Richard Roberts

Please Don’t Tell My Parents I Blew Up the Moon By: Richard Roberts

Please Dont Tell My Parents I Blew Up the Moon

Please Don’t Tell My Parents I Blew Up the Moon (Please Don’t Tell My Parents) By: Richard Roberts


Supervillains do not merely play hooky. True, coming back to school after a month spent fighting – and defeating – adult superheroes is a bit of a comedown for the Inscrutable Machine. When offered the chance to skip school in the most dramatic way possible, Penelope Akk can’t resist. With the help of a giant spider and mysterious red goo, she builds a spaceship and flies to Jupiter. Mutant goats. Secret human colonies. A war between three alien races with humanity as the prize. Robot overlords and evil plots. Penny and her friends find all this and more on Jupiter’s moons, but what they don’t find are any heroes to save the day. Fortunately, they have an angry eleven year old and a whole lot of mad science…


After the last book I was excited to read the next, even with the problems I mentioned.

I still like the world created and there was a ton more of that going on. The characters were fine, though, Penny’s partners in crime are starting to get one dimensional, and other than using their superpowers, they weren’t utilized very much in this book, they had no growth.

My problem with the series so far is that she got labeled a supervillian and is fine with it, even though she wants to be a hero. There were little bits where she started to think she could crossover, but after a few misunderstandings that didn’t work out. I’m getting tired of misunderstandings in this series. She acts one way, trying to be heroic, but then her actions are misunderstood. Annoying.

These books were clearly not written for me and I’m sure someone in middle school, high school age range would really enjoy them. For me, though, I’m probably not going to jump as quickly on the next.

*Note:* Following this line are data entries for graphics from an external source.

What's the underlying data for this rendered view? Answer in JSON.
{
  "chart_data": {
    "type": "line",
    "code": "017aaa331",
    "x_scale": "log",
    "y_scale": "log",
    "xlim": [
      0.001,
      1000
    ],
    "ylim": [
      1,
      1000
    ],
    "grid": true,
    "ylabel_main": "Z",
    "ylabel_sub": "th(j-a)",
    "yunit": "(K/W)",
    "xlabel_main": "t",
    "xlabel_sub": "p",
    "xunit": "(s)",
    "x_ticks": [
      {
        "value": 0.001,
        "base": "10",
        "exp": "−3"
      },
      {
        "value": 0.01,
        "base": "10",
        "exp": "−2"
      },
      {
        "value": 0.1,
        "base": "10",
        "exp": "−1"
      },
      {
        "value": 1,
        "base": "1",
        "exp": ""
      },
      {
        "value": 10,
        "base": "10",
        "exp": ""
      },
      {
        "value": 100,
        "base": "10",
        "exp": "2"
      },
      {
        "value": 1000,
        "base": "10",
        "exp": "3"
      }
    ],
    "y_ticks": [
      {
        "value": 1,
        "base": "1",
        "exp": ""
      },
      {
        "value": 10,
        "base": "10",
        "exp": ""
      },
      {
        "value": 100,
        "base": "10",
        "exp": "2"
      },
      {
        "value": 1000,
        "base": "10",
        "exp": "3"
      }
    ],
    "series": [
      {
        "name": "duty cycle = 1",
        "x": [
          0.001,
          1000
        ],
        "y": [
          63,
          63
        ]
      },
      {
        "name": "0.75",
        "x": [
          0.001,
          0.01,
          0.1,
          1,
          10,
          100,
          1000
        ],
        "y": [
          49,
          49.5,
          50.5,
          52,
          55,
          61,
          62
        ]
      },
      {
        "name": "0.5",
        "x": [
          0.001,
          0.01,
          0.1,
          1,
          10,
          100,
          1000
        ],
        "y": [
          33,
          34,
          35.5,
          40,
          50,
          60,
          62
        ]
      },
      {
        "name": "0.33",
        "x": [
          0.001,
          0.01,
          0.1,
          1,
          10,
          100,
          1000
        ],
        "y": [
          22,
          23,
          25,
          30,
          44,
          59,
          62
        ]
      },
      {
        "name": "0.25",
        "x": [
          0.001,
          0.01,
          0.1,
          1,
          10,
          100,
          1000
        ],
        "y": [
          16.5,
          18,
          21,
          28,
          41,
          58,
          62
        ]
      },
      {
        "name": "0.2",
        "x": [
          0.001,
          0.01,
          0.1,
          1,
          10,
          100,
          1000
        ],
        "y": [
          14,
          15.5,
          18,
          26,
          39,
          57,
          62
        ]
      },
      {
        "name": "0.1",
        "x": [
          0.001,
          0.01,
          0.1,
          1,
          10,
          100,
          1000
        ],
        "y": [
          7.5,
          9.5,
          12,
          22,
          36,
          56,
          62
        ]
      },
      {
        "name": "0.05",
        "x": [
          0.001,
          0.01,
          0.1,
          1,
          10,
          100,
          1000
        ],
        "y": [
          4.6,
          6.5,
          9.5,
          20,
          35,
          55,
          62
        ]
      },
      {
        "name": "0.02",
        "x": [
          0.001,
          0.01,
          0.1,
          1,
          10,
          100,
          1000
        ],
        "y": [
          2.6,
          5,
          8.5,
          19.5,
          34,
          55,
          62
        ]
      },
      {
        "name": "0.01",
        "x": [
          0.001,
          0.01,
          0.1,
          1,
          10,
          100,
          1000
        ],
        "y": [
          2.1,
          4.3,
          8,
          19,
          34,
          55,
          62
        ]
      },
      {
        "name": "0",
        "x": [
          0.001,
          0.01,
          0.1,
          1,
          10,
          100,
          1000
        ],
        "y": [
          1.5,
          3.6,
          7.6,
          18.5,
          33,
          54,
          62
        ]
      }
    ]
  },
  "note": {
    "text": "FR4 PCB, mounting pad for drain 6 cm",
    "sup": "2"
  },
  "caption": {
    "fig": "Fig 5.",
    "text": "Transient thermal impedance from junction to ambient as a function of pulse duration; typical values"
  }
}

Please Don’t Tell My Parents I’m a Supervillain By: Richard Roberts

Please Dont Tell My Paren'ts I'm a Supervillain

Please Don’t Tell My Parents I’m a Supervillain (Please Don’t Tell My Parents #1) By: Richard Roberts


Penelope Akk wants to be a superhero. She’s got superhero parents. She’s got the ultimate mad science power, filling her life with crazy gadgets even she doesn’t understand. She has two super powered best friends. In middle school, the line between good and evil looks clear. In real life, nothing is that clear. All it takes is one hero’s sidekick picking a fight, and Penny and her friends are labeled supervillains. In the process, Penny learns a hard lesson about villainy: She’s good at it. Criminal masterminds, heroes in power armor, bottles of dragon blood, alien war drones, shape shifters and ghosts, no matter what the super powered world throws at her, Penny and her friends come out on top. They have to. If she can keep winning, maybe she can clear her name before her mom and dad find out.


With a title like that I had to at least read the sample. After a sample like that I had to at least read the book. After a book like that I have to read the next. Notice a theme?

I was nicely surprised by PDTMPIASV, it could have very easily been over the top cheesy with no plot or character development in sight, but it didn’t take the easy way out. There was certainly cheese and it was set over a couple of weeks so there wasn’t much character development, but it was still there and combined with the plot and world it made a great book.

The book was very long for a juvenile fiction book, possibly even for a YA. There were times when it did drag a little, because Roberts wanted to show you that Penny was a normal middle school girl, who just happened to find out that she made a good supervilian. Normal middle school girls are pretty boring.

I did wish that she had found a way to cement herself as a superhero and not just someone who worked both sides. If Roberts was trying to say something more there he didn’t do it clearly enough for me. I did however see why Penny would enjoy being a villain.

I thought her parents were very stupid, especially for supposedly being two of the smartest people on the planet, because of that I doubted everything they said. Obviously this would appeal to kids, she’s pulling something over her parents so easily. As a parent I’m annoyed, though.

If you happen to have a child in the YA/ juvenile fiction age bracket that loves to read I would highly recommend. Because of the length I’m not sure I would recommend for all readers in that age group, though.